The pursuit of a WMD-free zone in the Middle East has been a thorny source of disagreement. Despite a concrete commitment made under the framework of the 1995 NPT RevCon, no such zone yet exists. Several states, notably in the Arab world, are keen to see progress on this objective, but the road to it is rocky. The near-collapse of the Iran nuclear deal, which has been unravelling since the Trump administration announced its unilateral withdrawal from the agreement in 2018, will almost certainly make the achievement of the Mideast goal considerably harder and could derail the next RevCon.

The stationing of U.S. nuclear weapons in the territories of non-nuclear-weapon states Belgium, Germany, Turkey, Italy, and the Netherlands is seen by many to directly contravene  Articles 1 and 2 of the NPT, which refer, respectively, to the undertaking by nuclear-weapon states not to transfer nuclear weapons to others, and the undertaking by non-nuclear-weapon states not to receive them. Recurring challenges to this arrangement at earlier NPT gatherings did not persuade NATO to amend its practice of sharing nuclear weapons, which members of the alliance strongly and unapologetically endorse.

The denuclearization of the Korean peninsula is another recurring hurdle to broader nuclear disarmament. However, there could be fertile ground for creative diplomatic solutions, if negotiators can link nuclear weapons with the official end to hostilities in the Korean peninsula and a peace agreement between North and South.

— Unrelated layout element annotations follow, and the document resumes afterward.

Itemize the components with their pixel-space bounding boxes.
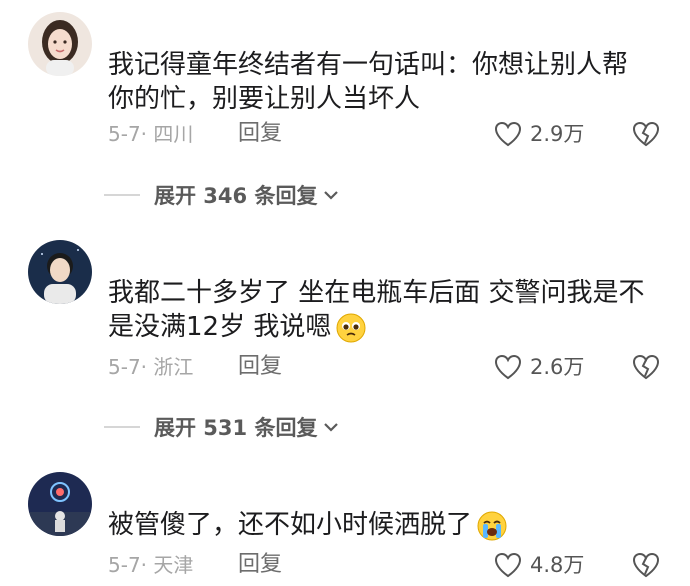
reply-button[interactable]: 回复	[238, 119, 282, 149]
crying-face-emoji	[477, 511, 507, 540]
comment-text-content: 我都二十多岁了 坐在电瓶车后面 交警问我是不是没满12岁 我说嗯	[108, 278, 645, 342]
user-avatar[interactable]	[28, 12, 92, 76]
expand-replies-button[interactable]: 展开 346 条回复	[104, 180, 339, 210]
like-count: 4.8万	[530, 553, 585, 577]
comment-meta: 5-7· 四川 回复 2.9万	[108, 119, 668, 149]
broken-heart-icon	[632, 354, 660, 380]
comment-text: 被管傻了，还不如小时候洒脱了	[108, 508, 648, 542]
dislike-button[interactable]	[632, 552, 660, 586]
heart-outline-icon	[494, 354, 522, 380]
chevron-down-icon	[324, 191, 339, 200]
broken-heart-icon	[632, 121, 660, 147]
expand-replies-label: 展开 531 条回复	[154, 416, 318, 440]
comment-meta: 5-7· 天津 回复 4.8万	[108, 550, 668, 580]
divider-line	[104, 194, 140, 196]
user-avatar[interactable]	[28, 240, 92, 304]
man-portrait-avatar	[28, 240, 92, 304]
chevron-down-icon	[324, 423, 339, 432]
comment-meta: 5-7· 浙江 回复 2.6万	[108, 352, 668, 382]
broken-heart-icon	[632, 552, 660, 578]
reply-button[interactable]: 回复	[238, 550, 282, 580]
comment-date-location: 5-7· 天津	[108, 553, 194, 577]
comment-text: 我记得童年终结者有一句话叫：你想让别人帮你的忙，别要让别人当坏人	[108, 50, 629, 114]
pleading-face-emoji	[336, 313, 366, 342]
comment-text: 我都二十多岁了 坐在电瓶车后面 交警问我是不是没满12岁 我说嗯	[108, 276, 648, 344]
expand-replies-button[interactable]: 展开 531 条回复	[104, 412, 339, 442]
like-count: 2.6万	[530, 355, 585, 379]
night-sky-avatar	[28, 472, 92, 536]
reply-button[interactable]: 回复	[238, 352, 282, 382]
like-button[interactable]: 2.9万	[494, 119, 584, 149]
heart-outline-icon	[494, 552, 522, 578]
like-button[interactable]: 2.6万	[494, 352, 584, 382]
expand-replies-label: 展开 346 条回复	[154, 184, 318, 208]
comment-date-location: 5-7· 四川	[108, 122, 194, 146]
comment-text-content: 被管傻了，还不如小时候洒脱了	[108, 510, 473, 540]
comment-date-location: 5-7· 浙江	[108, 355, 194, 379]
like-count: 2.9万	[530, 122, 585, 146]
divider-line	[104, 426, 140, 428]
dislike-button[interactable]	[632, 354, 660, 388]
woman-portrait-avatar	[28, 12, 92, 76]
user-avatar[interactable]	[28, 472, 92, 536]
dislike-button[interactable]	[632, 121, 660, 155]
like-button[interactable]: 4.8万	[494, 550, 584, 580]
heart-outline-icon	[494, 121, 522, 147]
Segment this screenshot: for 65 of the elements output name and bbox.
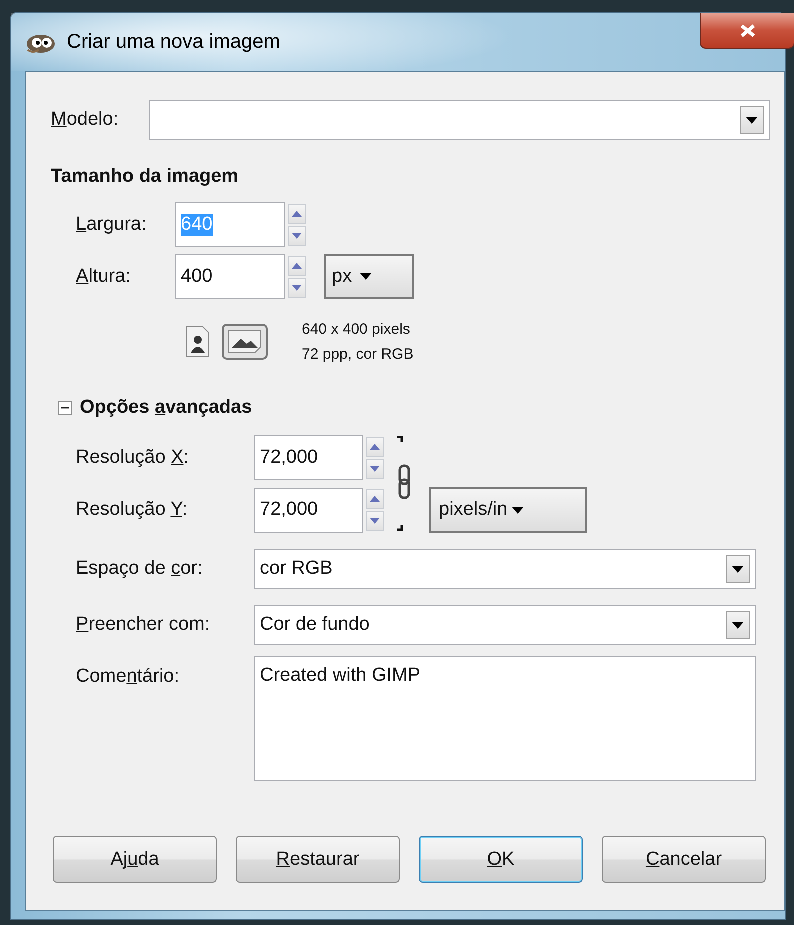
field-value: 72,000 <box>260 499 318 521</box>
field-value: 72,000 <box>260 446 318 468</box>
section-heading: Tamanho da imagem <box>51 166 240 188</box>
up-arrow-icon <box>370 496 380 502</box>
dialog-button[interactable]: Ajuda <box>53 836 217 883</box>
caret-icon <box>360 273 372 280</box>
caret-icon <box>512 506 524 514</box>
increment-button[interactable] <box>366 489 384 509</box>
close-button[interactable] <box>700 13 794 49</box>
dropdown-button[interactable] <box>726 555 750 583</box>
decrement-button[interactable] <box>366 511 384 531</box>
image-info-text: 72 ppp, cor RGB <box>302 345 414 365</box>
increment-button[interactable] <box>288 204 306 224</box>
landscape-button[interactable] <box>222 324 268 360</box>
field-value: Cor de fundo <box>260 614 371 636</box>
field-label: Largura: <box>76 214 148 236</box>
dialog-button[interactable]: OK <box>419 836 583 883</box>
field-value: 640 <box>181 214 213 236</box>
caret-icon <box>732 622 744 628</box>
field-value: 400 <box>181 266 213 288</box>
up-arrow-icon <box>292 262 302 268</box>
field-label: Altura: <box>76 266 132 288</box>
landscape-page-icon <box>228 330 262 354</box>
section-heading: Opções avançadas <box>80 397 252 419</box>
field-label: Resolução Y: <box>76 499 189 521</box>
portrait-page-icon <box>186 326 210 358</box>
window-title: Criar uma nova imagem <box>67 30 280 54</box>
increment-button[interactable] <box>366 436 384 456</box>
field-label: Comentário: <box>76 666 181 688</box>
dropdown-button[interactable] <box>740 106 764 134</box>
unit-dropdown[interactable]: px <box>324 254 414 299</box>
number-field[interactable]: 72,000 <box>254 488 363 532</box>
minus-icon <box>58 401 72 415</box>
field-label: Preencher com: <box>76 614 212 636</box>
field-value: Created with GIMP <box>260 665 420 686</box>
field-label: Espaço de cor: <box>76 558 204 580</box>
dialog-button[interactable]: Cancelar <box>602 836 766 883</box>
dialog-button[interactable]: Restaurar <box>236 836 400 883</box>
up-arrow-icon <box>370 444 380 450</box>
decrement-button[interactable] <box>366 458 384 478</box>
up-arrow-icon <box>292 210 302 216</box>
dropdown-field[interactable]: cor RGB <box>254 549 756 589</box>
caret-icon <box>746 116 758 124</box>
field-label: Modelo: <box>51 109 120 131</box>
dropdown-field[interactable]: Cor de fundo <box>254 605 756 645</box>
increment-button[interactable] <box>288 256 306 276</box>
field-label: Resolução X: <box>76 446 190 468</box>
dropdown-button[interactable] <box>726 611 750 639</box>
down-arrow-icon <box>370 518 380 524</box>
unit-dropdown[interactable]: pixels/in <box>429 487 587 533</box>
image-info-text: 640 x 400 pixels <box>302 320 412 340</box>
dropdown-field[interactable] <box>149 100 770 140</box>
down-arrow-icon <box>292 284 302 290</box>
number-field[interactable]: 400 <box>175 254 285 299</box>
expander-button[interactable] <box>58 401 72 415</box>
field-value: cor RGB <box>260 558 334 580</box>
decrement-button[interactable] <box>288 226 306 246</box>
number-field[interactable]: 72,000 <box>254 435 363 480</box>
comment-field[interactable]: Created with GIMP <box>254 656 756 781</box>
portrait-button[interactable] <box>186 326 210 358</box>
down-arrow-icon <box>292 232 302 238</box>
caret-icon <box>732 566 744 572</box>
decrement-button[interactable] <box>288 278 306 298</box>
down-arrow-icon <box>370 466 380 472</box>
close-icon <box>740 24 756 38</box>
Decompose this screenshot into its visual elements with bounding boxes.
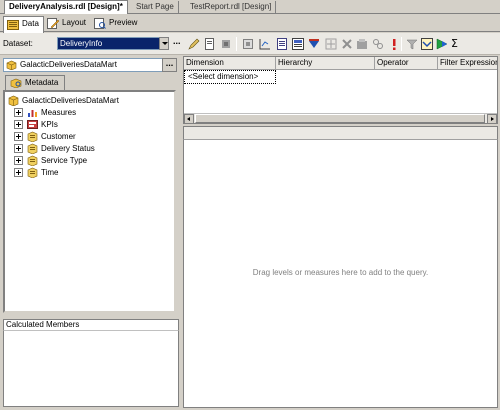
- cube-name: GalacticDeliveriesDataMart: [20, 60, 117, 69]
- prepare-query-icon[interactable]: [356, 38, 368, 50]
- tree-item-label: Service Type: [41, 156, 88, 165]
- expand-icon[interactable]: [14, 168, 23, 177]
- tab-preview-label: Preview: [109, 18, 138, 27]
- expand-icon[interactable]: [14, 144, 23, 153]
- tree-item-label: Customer: [41, 132, 76, 141]
- query-mode-icon[interactable]: [421, 38, 433, 50]
- expand-icon[interactable]: [14, 156, 23, 165]
- calculated-members-list[interactable]: [3, 331, 179, 407]
- tree-item-label: KPIs: [41, 120, 58, 129]
- dimension-icon: [27, 131, 38, 142]
- scroll-left-icon[interactable]: [184, 114, 194, 123]
- tab-delivery-analysis-design[interactable]: DeliveryAnalysis.rdl [Design]*: [4, 0, 128, 14]
- select-dimension-cell[interactable]: <Select dimension>: [184, 70, 276, 84]
- tab-start-page[interactable]: Start Page: [132, 1, 179, 14]
- toolbar-separator: [401, 37, 402, 51]
- cube-icon: [8, 95, 19, 106]
- toolbar-separator: [236, 37, 237, 51]
- tree-item-label: Delivery Status: [41, 144, 95, 153]
- tab-data-label: Data: [22, 19, 39, 28]
- metadata-pane: GalacticDeliveriesDataMart ... Metadata …: [0, 56, 180, 316]
- expand-icon[interactable]: [14, 108, 23, 117]
- auto-execute-icon[interactable]: [325, 38, 337, 50]
- tab-test-report-design[interactable]: TestReport.rdl [Design]: [186, 1, 277, 14]
- measures-icon: [28, 110, 37, 117]
- expand-icon[interactable]: [14, 132, 23, 141]
- dataset-label: Dataset:: [3, 39, 33, 48]
- filter-grid[interactable]: Dimension Hierarchy Operator Filter Expr…: [183, 56, 498, 124]
- new-dataset-icon[interactable]: [204, 38, 216, 50]
- browse-cube-button[interactable]: ...: [162, 58, 177, 72]
- column-header-hierarchy[interactable]: Hierarchy: [276, 57, 375, 70]
- tab-metadata[interactable]: Metadata: [5, 75, 65, 90]
- data-icon: [7, 20, 19, 30]
- tab-metadata-label: Metadata: [25, 78, 59, 87]
- command-type-icon[interactable]: [259, 38, 271, 50]
- delete-dataset-icon[interactable]: [220, 38, 232, 50]
- column-header-filter-expression[interactable]: Filter Expression: [438, 57, 497, 70]
- document-tab-strip: DeliveryAnalysis.rdl [Design]* Start Pag…: [0, 0, 500, 14]
- column-header-operator[interactable]: Operator: [375, 57, 438, 70]
- drag-hint-text: Drag levels or measures here to add to t…: [252, 268, 429, 277]
- dataset-toolbar: Dataset: DeliveryInfo ... Σ: [0, 33, 500, 55]
- refresh-fields-icon[interactable]: [242, 38, 254, 50]
- calculated-members-header: Calculated Members: [3, 319, 179, 331]
- dataset-select[interactable]: DeliveryInfo: [57, 37, 169, 50]
- tab-layout-label: Layout: [62, 18, 87, 27]
- dimension-icon: [27, 155, 38, 166]
- chevron-down-icon[interactable]: [159, 37, 169, 50]
- query-pane-header: [183, 126, 498, 140]
- run-icon[interactable]: [436, 38, 448, 50]
- kpis-icon: [27, 120, 38, 129]
- preview-icon: [94, 18, 106, 29]
- metadata-tree[interactable]: GalacticDeliveriesDataMart Measures KPIs…: [3, 90, 176, 313]
- expand-icon[interactable]: [14, 120, 23, 129]
- warning-icon[interactable]: [388, 38, 400, 50]
- tree-item-label: Time: [41, 168, 59, 177]
- cube-selector[interactable]: GalacticDeliveriesDataMart: [3, 58, 165, 72]
- dataset-more-button[interactable]: ...: [173, 36, 181, 46]
- designer-tab-strip: Data Layout Preview: [0, 15, 500, 33]
- layout-icon: [47, 18, 59, 29]
- tab-data[interactable]: Data: [3, 16, 44, 33]
- scroll-thumb[interactable]: [195, 114, 485, 123]
- show-empty-cells-icon[interactable]: [308, 38, 320, 50]
- add-calculated-member-icon[interactable]: [292, 38, 304, 50]
- tab-preview[interactable]: Preview: [91, 16, 141, 32]
- tab-layout[interactable]: Layout: [44, 16, 90, 32]
- cancel-query-icon[interactable]: [372, 38, 384, 50]
- tree-root-label: GalacticDeliveriesDataMart: [22, 96, 119, 105]
- delete-icon[interactable]: [341, 38, 353, 50]
- tree-item-label: Measures: [41, 108, 77, 117]
- query-parameters-icon[interactable]: [276, 38, 288, 50]
- dimension-icon: [27, 143, 38, 154]
- horizontal-scrollbar[interactable]: [184, 113, 497, 123]
- metadata-icon: [10, 78, 22, 88]
- calculated-members-pane: Calculated Members: [0, 317, 180, 410]
- scroll-right-icon[interactable]: [487, 114, 497, 123]
- column-header-dimension[interactable]: Dimension: [184, 57, 276, 70]
- query-pane[interactable]: Drag levels or measures here to add to t…: [183, 140, 498, 408]
- sum-icon[interactable]: Σ: [451, 37, 458, 50]
- cube-icon: [6, 60, 17, 70]
- edit-dataset-icon[interactable]: [188, 38, 200, 50]
- dimension-icon: [27, 167, 38, 178]
- design-mode-icon[interactable]: [406, 38, 418, 50]
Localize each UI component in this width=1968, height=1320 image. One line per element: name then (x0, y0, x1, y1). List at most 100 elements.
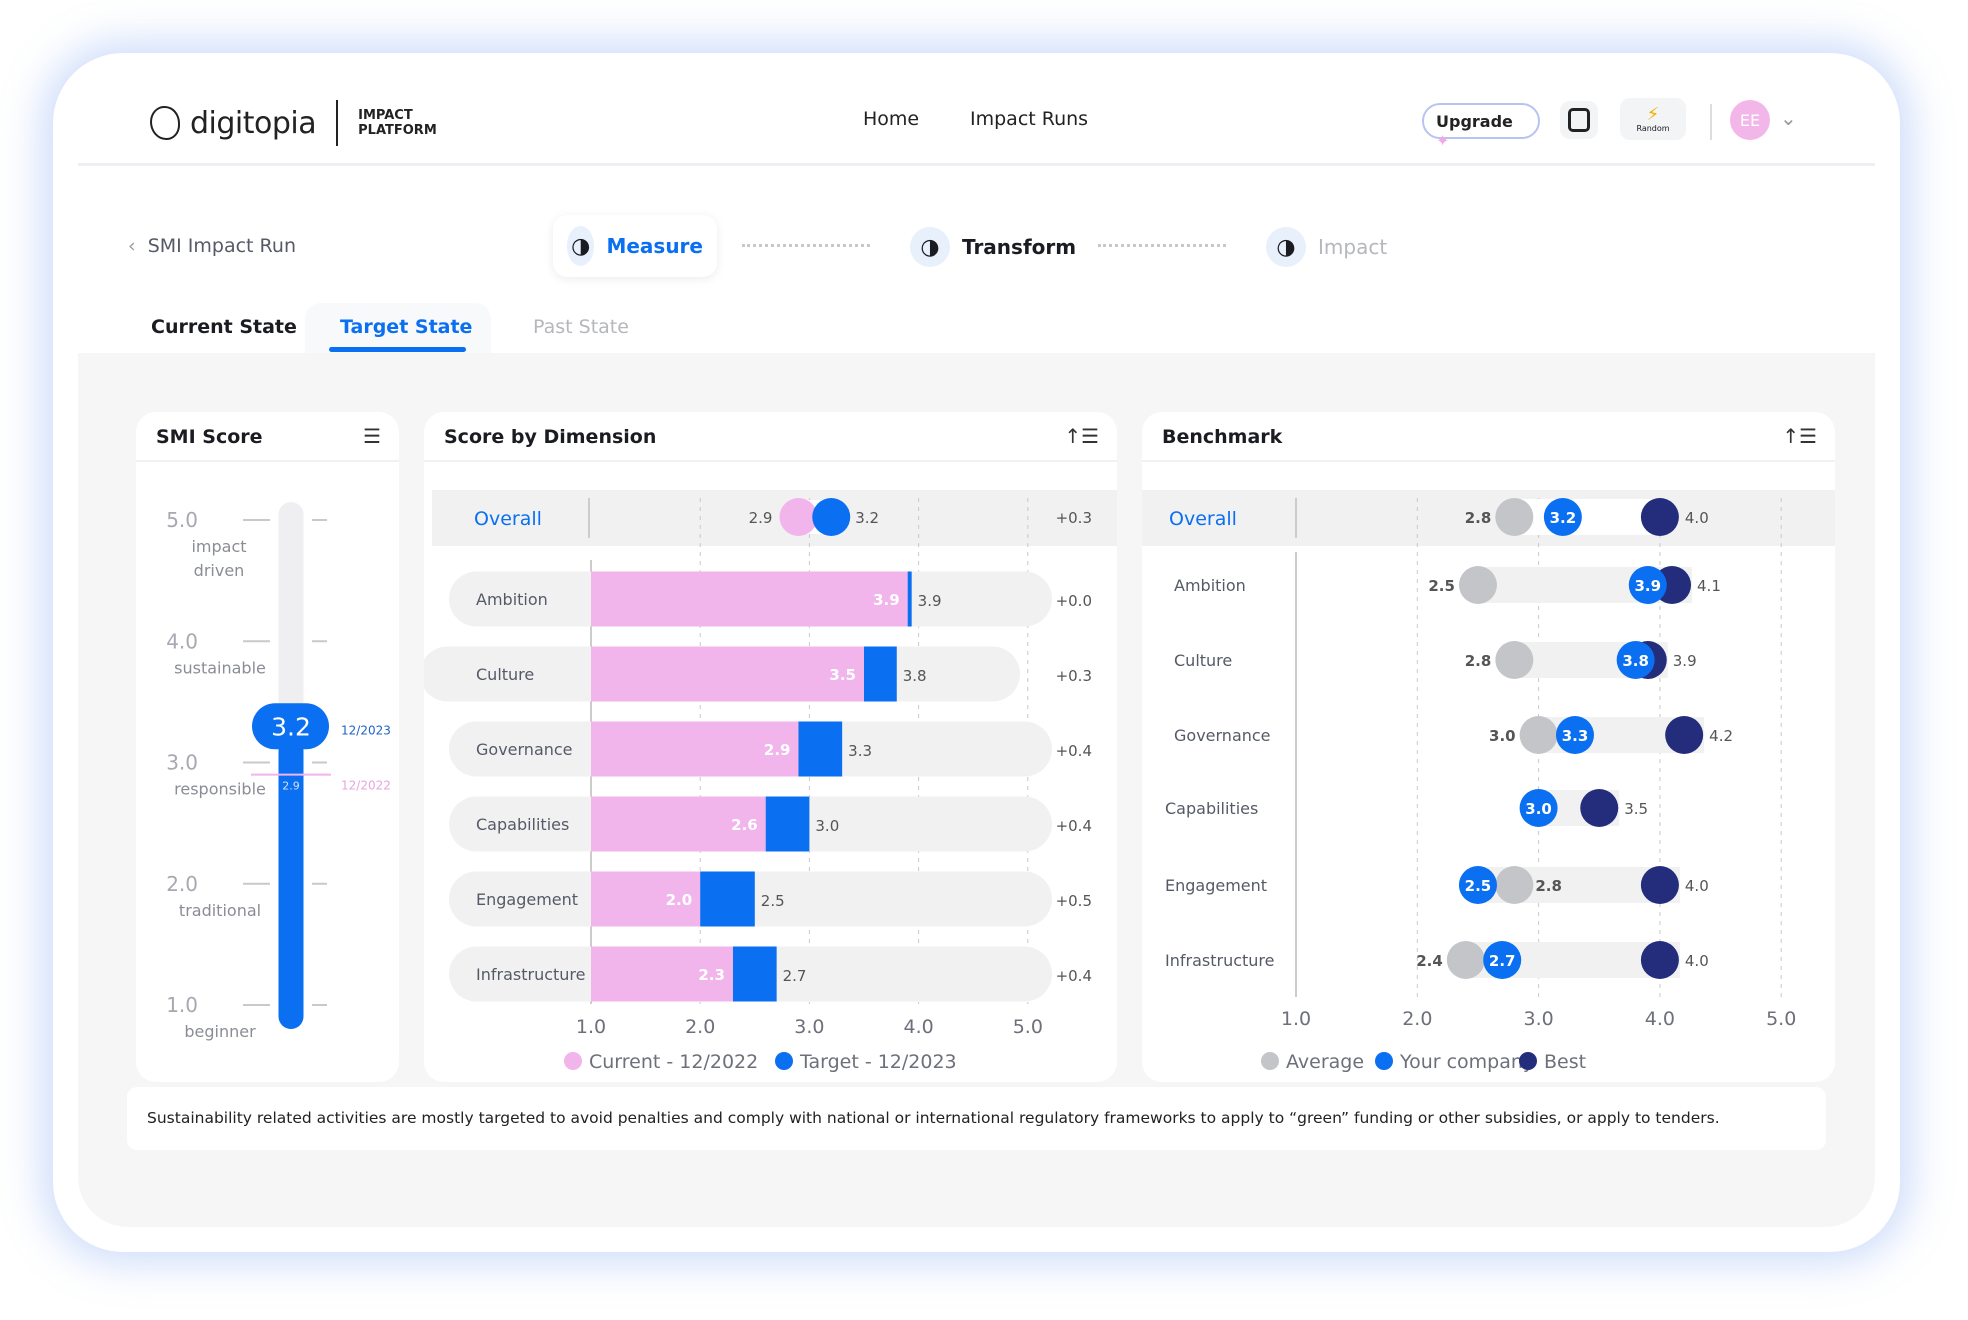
chevron-down-icon[interactable]: ⌄ (1780, 106, 1797, 130)
notifications-button[interactable] (1560, 101, 1598, 139)
bar-target (732, 946, 777, 1002)
category-label: Ambition (476, 590, 548, 609)
best-value: 4.0 (1685, 877, 1709, 895)
category-label: Governance (476, 740, 573, 759)
legend-swatch (564, 1052, 582, 1070)
category-label: Culture (476, 665, 534, 684)
best-dot (1580, 789, 1619, 827)
legend-label: Best (1544, 1051, 1586, 1073)
company-value: 3.9 (1634, 577, 1661, 595)
category-label: Ambition (1174, 576, 1246, 595)
average-value: 3.0 (1489, 727, 1516, 745)
category-label: Culture (1174, 651, 1232, 670)
average-dot (1519, 716, 1558, 754)
upgrade-button[interactable]: Upgrade ✦ (1422, 103, 1540, 150)
tab-current-state[interactable]: Current State (151, 316, 297, 338)
benchmark-panel: Benchmark ↑☰ 1.0 2.0 3.0 4.0 5.0 Overall 2.8 4.… (1142, 412, 1835, 1082)
organization-switcher[interactable]: ⚡ Random (1620, 98, 1686, 140)
bar-target (700, 871, 755, 927)
bar-current (591, 646, 864, 702)
average-value: 2.5 (1428, 577, 1455, 595)
nav-home[interactable]: Home (863, 108, 919, 130)
company-value: 2.5 (1465, 877, 1492, 895)
level-value: 1.0 (166, 993, 198, 1017)
current-value-label: 2.6 (731, 816, 758, 834)
step-transform[interactable]: ◑ Transform (910, 227, 1076, 267)
delta-label: +0.0 (1056, 592, 1092, 610)
level-label: beginner (184, 1022, 256, 1041)
average-dot (1446, 941, 1485, 979)
score-value: 3.2 (271, 712, 311, 741)
range-bar (1514, 499, 1660, 535)
notification-icon (1568, 108, 1590, 132)
current-date: 12/2022 (341, 779, 391, 793)
overall-target-dot (812, 498, 851, 536)
delta-label: +0.4 (1056, 817, 1092, 835)
category-label: Engagement (1165, 876, 1267, 895)
logo-subtitle: IMPACT PLATFORM (358, 108, 437, 138)
company-value: 3.2 (1550, 509, 1577, 527)
bar-target (907, 571, 912, 627)
x-tick-label: 2.0 (1402, 1008, 1432, 1030)
company-value: 2.7 (1489, 952, 1516, 970)
header-divider (1710, 104, 1712, 140)
x-tick-label: 4.0 (1645, 1008, 1675, 1030)
half-circle-icon: ◑ (567, 226, 595, 266)
best-value: 4.0 (1685, 509, 1709, 527)
delta-label: +0.3 (1056, 667, 1092, 685)
chevron-left-icon: ‹ (128, 235, 136, 257)
overall-label: Overall (474, 508, 542, 530)
best-dot (1640, 866, 1679, 904)
step-connector (742, 244, 870, 247)
average-dot (1458, 566, 1497, 604)
logo-blob-icon (150, 106, 180, 140)
legend-swatch (1519, 1052, 1537, 1070)
level-label: driven (194, 561, 245, 580)
tab-target-state[interactable]: Target State (340, 316, 472, 338)
level-label: impact (191, 537, 246, 556)
target-value-label: 3.9 (918, 592, 942, 610)
average-value: 2.8 (1465, 509, 1492, 527)
target-date: 12/2023 (341, 723, 391, 737)
benchmark-chart: 1.0 2.0 3.0 4.0 5.0 Overall 2.8 4.0 3.2 Ambition 2… (1142, 490, 1835, 1073)
logo[interactable]: digitopia IMPACT PLATFORM (150, 100, 437, 146)
level-label: traditional (179, 901, 261, 920)
breadcrumb-back[interactable]: ‹ SMI Impact Run (128, 235, 296, 257)
delta-label: +0.5 (1056, 892, 1092, 910)
best-value: 4.2 (1709, 727, 1733, 745)
company-value: 3.0 (1525, 800, 1552, 818)
avatar[interactable]: EE (1730, 100, 1770, 140)
sparkle-icon: ✦ (1436, 131, 1450, 150)
best-value: 4.0 (1685, 952, 1709, 970)
x-tick-label: 1.0 (576, 1016, 606, 1038)
legend-swatch (1261, 1052, 1279, 1070)
legend-label: Current - 12/2022 (589, 1051, 758, 1073)
category-label: Capabilities (476, 815, 569, 834)
category-label: Capabilities (1165, 799, 1258, 818)
legend-label: Average (1286, 1051, 1364, 1073)
company-value: 3.3 (1562, 727, 1589, 745)
overall-current-dot (779, 498, 818, 536)
average-dot (1495, 641, 1534, 679)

OVERCOMING BARRIERS TO PROGRESS

The step-by-step approach long advocated by nuclear-weapon states and their allies has come under increased scrutiny and will certainly be challenged at future NPT meetings for its lack of depth and specificity.

Because there is no well-articulated plan for nuclear abolition.

Although this “pragmatic” stepped approach has been discussed repeatedly at past NPT meetings, a search of the documentation yields no response to key questions of substance and process. There is no strategy that ends in nuclear abolition. The two key steps this approach emphasizes—ratification of the Comprehensive Nuclear-Test-Ban Treaty and negotiation of a Fissile Material Cut-off Treaty—while important, have thus far been pursued in a haphazard, piecemeal manner with no clear linkage to an explicit and credible abolition effort.

The universalization of the NPT has been a constant objective that remains elusive and with no near-term solution. The NPT is often touted as nearly universal, but is it? Four of the  nine nuclear-armed states are outside the NPT framework. It is unlikely that the international community would accept these countries as nuclear-weapon states under the NPT regime, and just as unlikely that these four states would agree to join the Treaty sas non-nuclear-weapon states. How could the NPT be seen as a realistic vehicle to zero nuclear weapons when almost half of the states with nuclear weapons are neither bound by its obligations nor restricted by its limitations?

The complete abolition of nuclear weapons must remain the ultimate goal. But in the meantime, NPT states parties should consider concrete actions that will decrease nuclear insecurity and encourage disarmament.